Quant à Pierre Fournier, garde-chasse, devenu geolier et concierge des prisons des prévôtés de Villennes, Orgeval et Médan, nous savons qu'il a épousé Marie Clotilde Gaury et qu'ils ont eu sept enfants entre 1788 et 1797, dont deux jumeaux décédés à leur naissance.
En trois ans, quatre vols ont été déclarés et ont fait l'objet d'une enquête.
Le 15 juillet 1782, devant Louis Eustache Martin, procureur postulant au baillage prévôté gruerie de Villaines, faisant fonction de juge pour l'absence du prévôt, assisté de Louis Eustache Moreau, praticien demeurant à Médan, commis comme greffier en remplacement du greffier ordinaire empêché, est comparu Messire Denis Soudé, prêtre prieur curé de la paroisse de Villaines.
Le Sr Gerbe, clerc de la paroisse, lui avait fait un rapport le jour précédent : sortant de l'église, où il était entré comme à l'ordinaire, vers 5 heures et demi du matin, il avait trouvé en autre chose le chassy de la croisée, qui est dans la sacristie de cette église, entièrement brisé ; un des barreaux de fer était rompu.

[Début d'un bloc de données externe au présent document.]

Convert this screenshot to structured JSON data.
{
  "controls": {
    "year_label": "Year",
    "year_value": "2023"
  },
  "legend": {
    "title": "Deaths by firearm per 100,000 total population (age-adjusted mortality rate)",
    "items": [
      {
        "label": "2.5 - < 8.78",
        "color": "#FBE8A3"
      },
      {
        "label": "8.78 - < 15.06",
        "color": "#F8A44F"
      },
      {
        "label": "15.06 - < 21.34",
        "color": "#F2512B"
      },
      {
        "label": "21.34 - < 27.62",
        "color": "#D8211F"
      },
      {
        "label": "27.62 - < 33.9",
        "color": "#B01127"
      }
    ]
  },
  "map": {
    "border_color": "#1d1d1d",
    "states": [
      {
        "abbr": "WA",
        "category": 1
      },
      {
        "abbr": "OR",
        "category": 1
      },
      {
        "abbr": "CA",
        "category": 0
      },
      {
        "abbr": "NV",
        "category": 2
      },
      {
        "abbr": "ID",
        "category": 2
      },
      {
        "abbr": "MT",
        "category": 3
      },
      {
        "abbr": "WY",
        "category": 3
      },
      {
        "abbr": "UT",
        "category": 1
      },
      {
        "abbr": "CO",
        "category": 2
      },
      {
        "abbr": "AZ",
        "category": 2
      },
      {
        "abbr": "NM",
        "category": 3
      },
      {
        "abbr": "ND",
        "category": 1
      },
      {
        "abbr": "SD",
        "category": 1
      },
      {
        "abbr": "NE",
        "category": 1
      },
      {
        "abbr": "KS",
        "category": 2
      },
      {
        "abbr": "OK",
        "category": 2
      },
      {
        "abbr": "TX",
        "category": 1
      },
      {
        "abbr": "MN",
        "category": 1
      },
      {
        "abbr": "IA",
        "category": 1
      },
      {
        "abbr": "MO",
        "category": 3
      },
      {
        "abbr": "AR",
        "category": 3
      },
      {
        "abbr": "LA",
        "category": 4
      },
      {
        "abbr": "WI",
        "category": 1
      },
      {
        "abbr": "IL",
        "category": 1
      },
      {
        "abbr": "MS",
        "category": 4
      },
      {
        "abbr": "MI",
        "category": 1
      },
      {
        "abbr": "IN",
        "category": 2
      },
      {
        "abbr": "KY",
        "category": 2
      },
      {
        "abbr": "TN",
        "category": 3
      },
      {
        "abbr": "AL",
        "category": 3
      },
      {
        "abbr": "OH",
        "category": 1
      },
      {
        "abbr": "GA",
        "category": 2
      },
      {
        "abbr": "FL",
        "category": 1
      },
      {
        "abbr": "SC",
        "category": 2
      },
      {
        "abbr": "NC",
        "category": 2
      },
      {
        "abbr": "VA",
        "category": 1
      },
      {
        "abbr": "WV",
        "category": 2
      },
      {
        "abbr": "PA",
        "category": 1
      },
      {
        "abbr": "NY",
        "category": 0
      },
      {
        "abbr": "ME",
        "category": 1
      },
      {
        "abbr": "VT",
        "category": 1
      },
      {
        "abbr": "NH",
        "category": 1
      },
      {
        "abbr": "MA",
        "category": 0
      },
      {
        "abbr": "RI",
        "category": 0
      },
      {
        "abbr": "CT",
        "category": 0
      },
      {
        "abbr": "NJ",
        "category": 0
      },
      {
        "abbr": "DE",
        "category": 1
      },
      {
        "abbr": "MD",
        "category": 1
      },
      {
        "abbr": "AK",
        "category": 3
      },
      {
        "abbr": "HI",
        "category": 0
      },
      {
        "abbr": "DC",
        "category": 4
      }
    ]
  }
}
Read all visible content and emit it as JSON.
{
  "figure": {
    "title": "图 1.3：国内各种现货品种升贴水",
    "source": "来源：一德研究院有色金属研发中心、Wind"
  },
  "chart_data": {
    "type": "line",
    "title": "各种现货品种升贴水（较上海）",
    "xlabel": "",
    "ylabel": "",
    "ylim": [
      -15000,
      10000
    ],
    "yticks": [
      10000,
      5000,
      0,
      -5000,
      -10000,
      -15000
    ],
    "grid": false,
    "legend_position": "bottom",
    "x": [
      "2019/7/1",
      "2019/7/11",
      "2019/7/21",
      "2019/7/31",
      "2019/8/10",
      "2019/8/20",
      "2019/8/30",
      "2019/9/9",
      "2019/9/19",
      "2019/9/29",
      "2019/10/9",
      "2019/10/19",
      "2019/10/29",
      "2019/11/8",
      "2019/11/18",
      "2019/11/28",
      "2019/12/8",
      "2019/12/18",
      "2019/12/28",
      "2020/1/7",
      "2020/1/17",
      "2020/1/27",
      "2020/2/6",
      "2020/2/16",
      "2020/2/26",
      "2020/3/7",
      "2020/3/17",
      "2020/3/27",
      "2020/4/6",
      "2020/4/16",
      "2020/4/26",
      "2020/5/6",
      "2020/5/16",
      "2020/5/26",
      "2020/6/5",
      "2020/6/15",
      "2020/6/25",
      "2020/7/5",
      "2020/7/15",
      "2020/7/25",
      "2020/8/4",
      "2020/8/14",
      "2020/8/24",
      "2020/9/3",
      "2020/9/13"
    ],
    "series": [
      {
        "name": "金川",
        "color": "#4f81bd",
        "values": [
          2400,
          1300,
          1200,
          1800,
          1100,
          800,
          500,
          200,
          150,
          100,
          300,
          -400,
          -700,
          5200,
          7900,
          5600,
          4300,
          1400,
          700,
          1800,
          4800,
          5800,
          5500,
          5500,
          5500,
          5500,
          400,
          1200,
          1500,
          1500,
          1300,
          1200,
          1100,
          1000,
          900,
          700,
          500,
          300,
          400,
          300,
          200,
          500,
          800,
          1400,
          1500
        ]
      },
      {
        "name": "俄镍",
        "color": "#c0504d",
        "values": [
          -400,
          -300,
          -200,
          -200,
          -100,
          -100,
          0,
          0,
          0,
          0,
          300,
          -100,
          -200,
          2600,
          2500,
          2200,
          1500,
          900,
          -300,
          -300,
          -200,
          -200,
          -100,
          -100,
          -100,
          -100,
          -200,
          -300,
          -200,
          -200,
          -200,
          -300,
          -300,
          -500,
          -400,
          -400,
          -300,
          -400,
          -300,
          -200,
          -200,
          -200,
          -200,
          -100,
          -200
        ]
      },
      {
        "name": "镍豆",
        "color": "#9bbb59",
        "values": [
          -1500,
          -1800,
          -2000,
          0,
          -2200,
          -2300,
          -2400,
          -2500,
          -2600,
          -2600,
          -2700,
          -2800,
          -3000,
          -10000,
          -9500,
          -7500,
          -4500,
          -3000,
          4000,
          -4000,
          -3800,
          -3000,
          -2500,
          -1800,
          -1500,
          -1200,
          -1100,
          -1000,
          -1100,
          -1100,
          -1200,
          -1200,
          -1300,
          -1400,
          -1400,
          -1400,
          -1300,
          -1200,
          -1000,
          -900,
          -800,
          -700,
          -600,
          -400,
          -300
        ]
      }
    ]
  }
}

Le curé s'était, sur le champ, transporté dans l'église ; il avait remarqué que des quidans s'étaient introduits au moyen d'un barreau de fer qu'ils avaient forcé et enlevé de la croisée de la sacristie du côté du nord. Pour y parvenir, il s'étaient servi d'une lise (lisse ?) de barrière de onze pieds sept pouce et demy sur trois pouces neuf lignes quarrée. Ils avaient ouvert une armoire en forme de bas de buffet étant dans la sacristie à droite en entrant, auquel ils ont fait huit fortes pesées à l'ouverture des deux battants.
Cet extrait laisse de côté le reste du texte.